Let’s get the bonobo to Kinshasa. Let’s drop it off somewhere safe, and then let’s cross over to Brazzaville, where there is no war, and then let’s work out how the hell to get home.
Patrick maintained his night-time vigil. But still, the cat did not return, and the sheep lived. He grew to resent it; easy meat, content in her metal trap at night, munching the abundant grass short by day.
Perhaps the cat had been one of the dreams that were infecting his waking life. He remembered it had been early morning, the light unreal in the woodland. Perhaps he had blinked and slept, and made of the mossy English oakwoods a rainforest.

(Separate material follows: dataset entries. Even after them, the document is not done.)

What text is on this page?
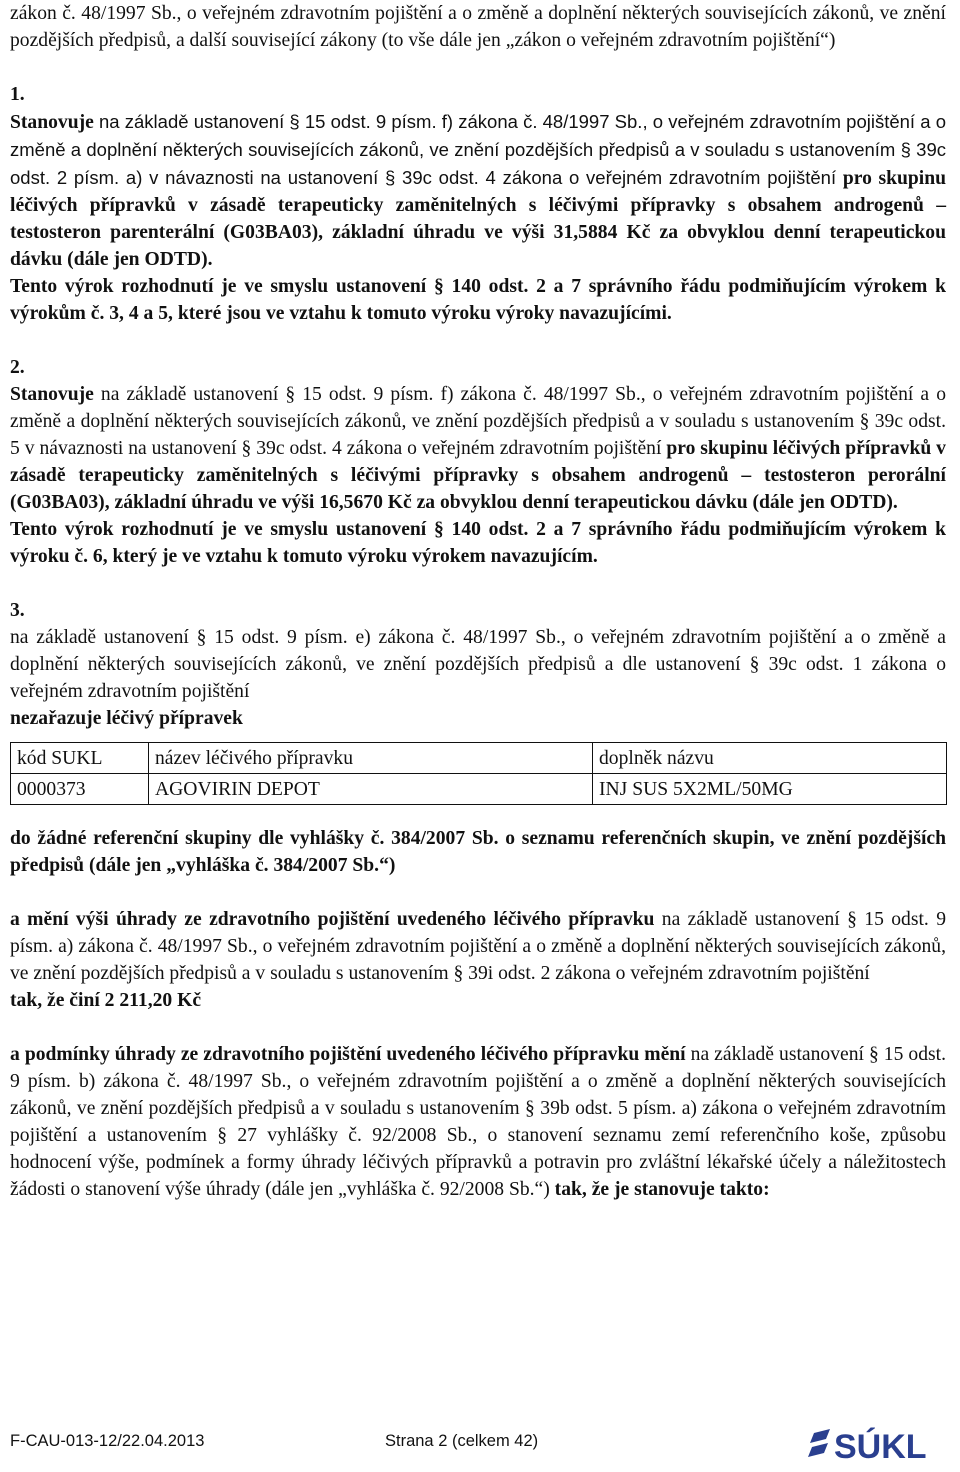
zákon č. 48/1997 Sb., o veřejném zdravotním pojištění a o změně a doplnění některých souvisejících zákonů, ve znění pozdějších předpisů, a další související zákony (to vše dále jen „zákon o veřejném zdravotním pojištění“)

1.

Stanovuje na základě ustanovení § 15 odst. 9 písm. f) zákona č. 48/1997 Sb., o veřejném zdravotním pojištění a o změně a doplnění některých souvisejících zákonů, ve znění pozdějších předpisů a v souladu s ustanovením § 39c odst. 2 písm. a) v návaznosti na ustanovení § 39c odst. 4 zákona o veřejném zdravotním pojištění pro skupinu léčivých přípravků v zásadě terapeuticky zaměnitelných s léčivými přípravky s obsahem androgenů – testosteron parenterální (G03BA03), základní úhradu ve výši 31,5884 Kč za obvyklou denní terapeutickou dávku (dále jen ODTD).

Tento výrok rozhodnutí je ve smyslu ustanovení § 140 odst. 2 a 7 správního řádu podmiňujícím výrokem k výrokům č. 3, 4 a 5, které jsou ve vztahu k tomuto výroku výroky navazujícími.

2.

Stanovuje na základě ustanovení § 15 odst. 9 písm. f) zákona č. 48/1997 Sb., o veřejném zdravotním pojištění a o změně a doplnění některých souvisejících zákonů, ve znění pozdějších předpisů a v souladu s ustanovením § 39c odst. 5 v návaznosti na ustanovení § 39c odst. 4 zákona o veřejném zdravotním pojištění pro skupinu léčivých přípravků v zásadě terapeuticky zaměnitelných s léčivými přípravky s obsahem androgenů – testosteron perorální (G03BA03), základní úhradu ve výši 16,5670 Kč za obvyklou denní terapeutickou dávku (dále jen ODTD).

Tento výrok rozhodnutí je ve smyslu ustanovení § 140 odst. 2 a 7 správního řádu podmiňujícím výrokem k výroku č. 6, který je ve vztahu k tomuto výroku výrokem navazujícím.

3.

na základě ustanovení § 15 odst. 9 písm. e) zákona č. 48/1997 Sb., o veřejném zdravotním pojištění a o změně a doplnění některých souvisejících zákonů, ve znění pozdějších předpisů a dle ustanovení § 39c odst. 1 zákona o veřejném zdravotním pojištění

nezařazuje léčivý přípravek

kód SUKL	název léčivého přípravku	doplněk názvu
0000373	AGOVIRIN DEPOT	INJ SUS 5X2ML/50MG

do žádné referenční skupiny dle vyhlášky č. 384/2007 Sb. o seznamu referenčních skupin, ve znění pozdějších předpisů (dále jen „vyhláška č. 384/2007 Sb.“)

a mění výši úhrady ze zdravotního pojištění uvedeného léčivého přípravku na základě ustanovení § 15 odst. 9 písm. a) zákona č. 48/1997 Sb., o veřejném zdravotním pojištění a o změně a doplnění některých souvisejících zákonů, ve znění pozdějších předpisů a v souladu s ustanovením § 39i odst. 2 zákona o veřejném zdravotním pojištění

tak, že činí 2 211,20 Kč

a podmínky úhrady ze zdravotního pojištění uvedeného léčivého přípravku mění na základě ustanovení § 15 odst. 9 písm. b) zákona č. 48/1997 Sb., o veřejném zdravotním pojištění a o změně a doplnění některých souvisejících zákonů, ve znění pozdějších předpisů a v souladu s ustanovením § 39b odst. 5 písm. a) zákona o veřejném zdravotním pojištění a ustanovením § 27 vyhlášky č. 92/2008 Sb., o stanovení seznamu zemí referenčního koše, způsobu hodnocení výše, podmínek a formy úhrady léčivých přípravků a potravin pro zvláštní lékařské účely a náležitostech žádosti o stanovení výše úhrady (dále jen „vyhláška č. 92/2008 Sb.“) tak, že je stanovuje takto:

F-CAU-013-12/22.04.2013	Strana 2 (celkem 42)	SÚKL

But the fear had been real. He didn’t run the way he ran in dreams: his legs weren’t treacle-slow, dream slow, dream heavy. He ran like an athlete, and stood in his kitchen and drank cold, limestone-tinctured water.
He didn’t know what to think, or to whom he could speak, and sometimes he wondered—sitting in the darkness, shrouded in a coarse blanket, making deals with forces in which he did not believe, to take the life of the sheep as a substitute for his wife—if he might not be going a little mad.
As the year grew older, the Anchorage Hotel grew void and creepy. Charlie hated the emptiness; it made the hallways shabby. He feared the blind, numbered doors to empty rooms. He snooped out of guest-room windows and saw winter dust devils travelling the deserted scoop of Minehead beach.